Pupils learn about the shapes and sizes of different prehistoric animals.

Picture Credit: Everything Dinosaur

For further information on Everything Dinosaur’s teaching work in schools: Contact the Teaching Team at Everything Dinosaur

When asked why the likes of Tyrannosaurus rex and Stegosaurus are so popular with young learners Lori suggested:

“One reason I think is their wonderful names.  They sound fascinating, and what child doesn’t like to impress an adult by knowing long words and being able to pronounce them?  Another is that, although huge and terrifying when they lived, dinosaurs are not around anymore so they can’t get us!”
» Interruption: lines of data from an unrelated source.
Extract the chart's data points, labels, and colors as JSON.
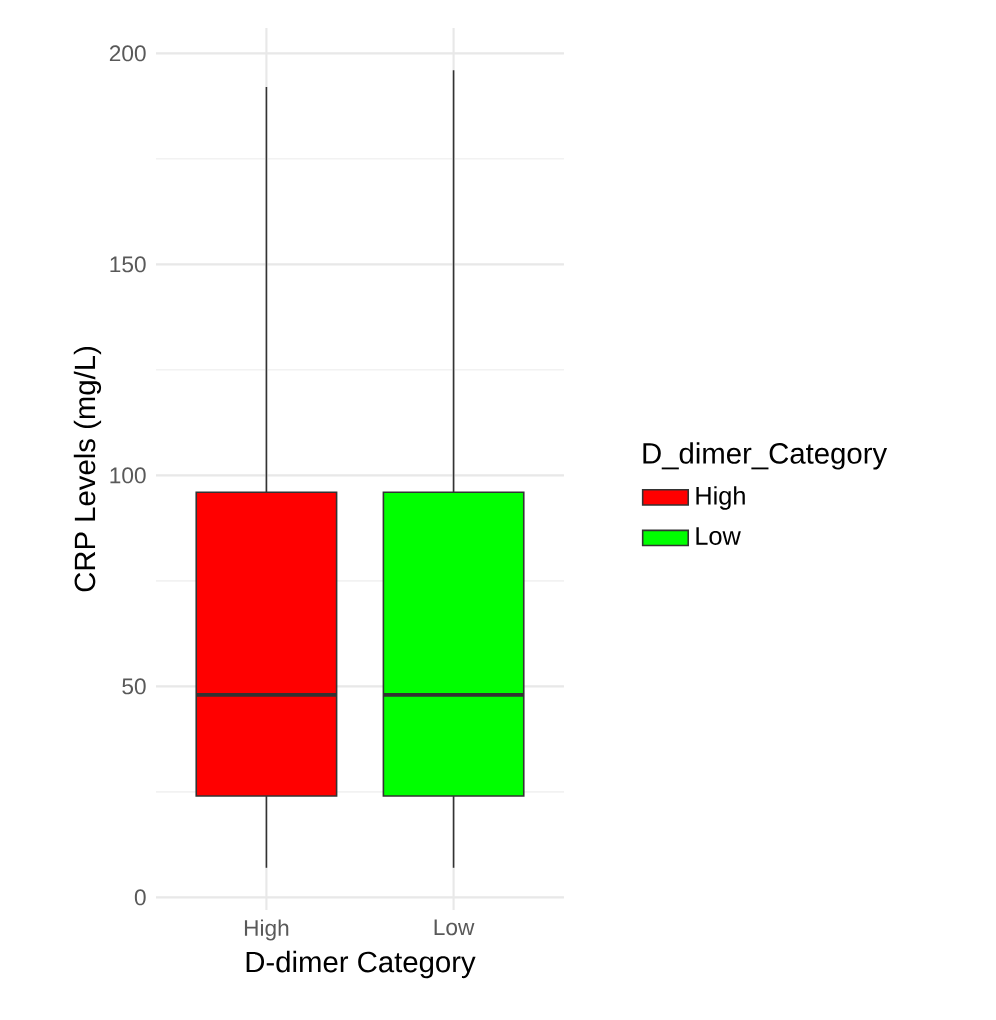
{
  "chart_data": {
    "type": "box",
    "xlabel": "D-dimer Category",
    "ylabel": "CRP Levels (mg/L)",
    "legend_title": "D_dimer_Category",
    "categories": [
      "High",
      "Low"
    ],
    "series": [
      {
        "name": "High",
        "color": "#ff0000",
        "boxes": [
          {
            "low": 7,
            "q1": 24,
            "median": 48,
            "q3": 96,
            "high": 192
          },
          null
        ]
      },
      {
        "name": "Low",
        "color": "#00ff00",
        "boxes": [
          null,
          {
            "low": 7,
            "q1": 24,
            "median": 48,
            "q3": 96,
            "high": 196
          }
        ]
      }
    ],
    "ylim": [
      -3,
      206
    ],
    "yticks": [
      0,
      50,
      100,
      150,
      200
    ],
    "grid": true,
    "legend": "right"
  }
}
Dinosaurs enduring popularity with children (quite a few adults as well), is an area that has been explored frequently.  Team member, “Dinosaur Mike”, part of the company’s teaching team was interviewed by the BBC on this subject and he hypothesised:

“Dinosaurs are never really out of the media, so children are exposed to prehistoric animals such as Diplodocus and Tyrannosaurus rex from an early age.  When talking to Mums and Dads we know how proud they are when their son or daughter explains all about their favourite dinosaur.  With so many facts and figures associated with these prehistoric reptiles, they do help sow the seeds for an appreciation of life- long learning.”

Her Reception class loved the idea of Achievosaurs right from the start, but we wanted to know which was Lori’s own favourite.  Lori declared that she was very fond of them all as the encouragement these soft toys had given to her charges, getting them to think about learning skills and to develop positive behaviours, was of real benefit.
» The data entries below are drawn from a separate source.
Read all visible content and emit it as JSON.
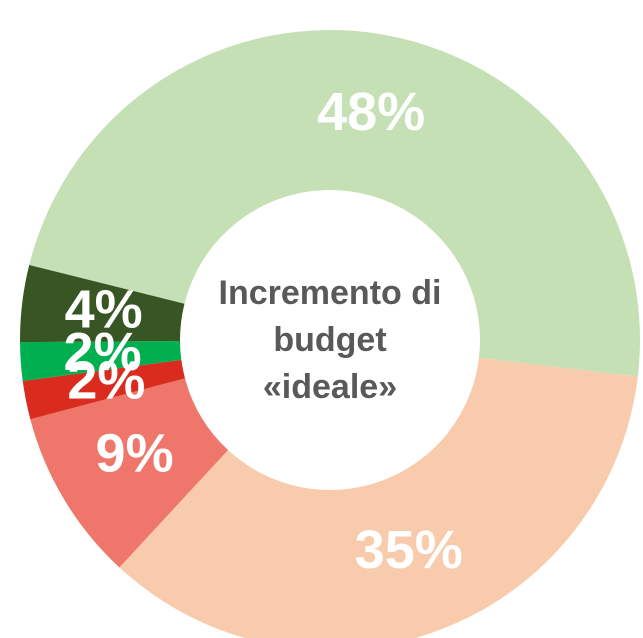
{
  "chart_data": {
    "type": "donut",
    "categories": [
      null,
      null,
      null,
      null,
      null,
      null
    ],
    "values": [
      48,
      35,
      9,
      2,
      2,
      4
    ],
    "value_labels": [
      "48%",
      "35%",
      "9%",
      "2%",
      "2%",
      "4%"
    ],
    "colors": [
      "#c5e0b4",
      "#f8cbad",
      "#ee766b",
      "#d92b1e",
      "#00b050",
      "#375623"
    ],
    "center_label": "Incremento di budget «ideale»"
  }
}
“It has been fantastic to hear the children identifying what they need to do in order to move their learning on, for example, suggesting they need to be a “Stickasaurus,” which concentrates, in order to learn their letters or a “Solveosaurus rex,” which makes links between ideas, when faced with a problem.  However, if I had to pick one favourite Achievosaur, I think it would be Tryatops”.

Lori explained:

“There is sometimes a perception that learning is just for “clever” children, and I think Tryatops helps to teach children that no matter what the activity or skill level, we can ALL try our best, never give up and in consequence, achieve.”
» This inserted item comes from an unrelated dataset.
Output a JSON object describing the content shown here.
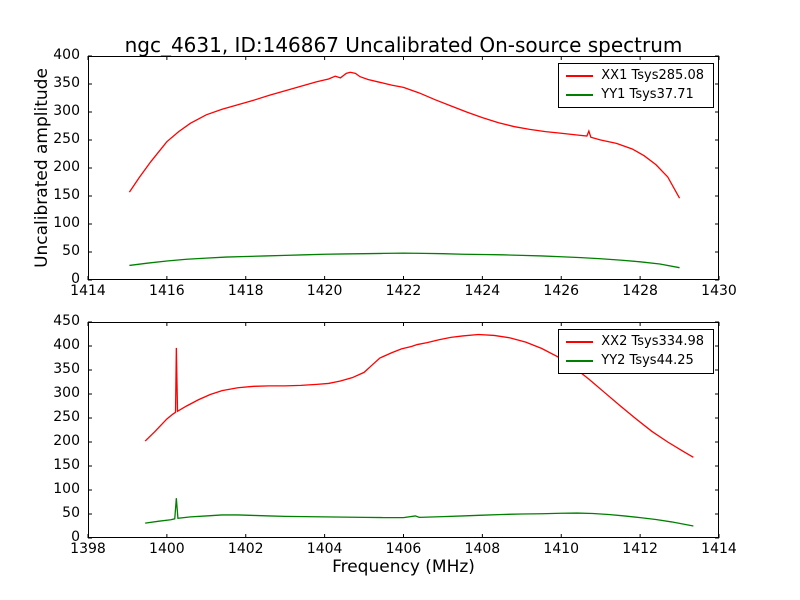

Tryatops – Based on the Horned Dinosaur Triceratops

An excellent replica of a Triceratops.

An excellent replica of a Triceratops.

Picture Credit: Safari Ltd/Everything Dinosaur

Not being discouraged, even when experimental results don’t quite turn out as expected, is an important aspect of scientific working.  Lessons learned early in life will help pupils face future challenges with more confidence.

In conclusion, we asked Lori if she could design her very own dinosaur what would it be like?

“The Achievosaurs were my first design attempt, with specific characteristics and names, to tie in with the Early Years Characteristics of Effective Learning.  I had a lot of fun inventing and writing about them and I couldn’t be more delighted that other Early Years professionals and schools have found the concept useful.  However, I’ve recently been thinking about the PSE side of things [personal, social and emotional development]: could an Achievosaur help children to take account of one another’s ideas (an Early Learning Goal) or be thoughtful/helpful?  What about a Respectadocus?  Now that the toys are back in production, anything is possible! “

At Everything Dinosaur we have had the privilege of working with a number of dedicated teaching professionals who have adopted and adapted dinosaur soft toys to assist them with their own learning objectives.  As a result, we have come across a large number of different Achievosaurs all aimed at reinforcing appropriate behaviours and encouraging the development of life-long learning.

Thank you Lori for being a wonderful “Shareosaurus” and sharing your story with us.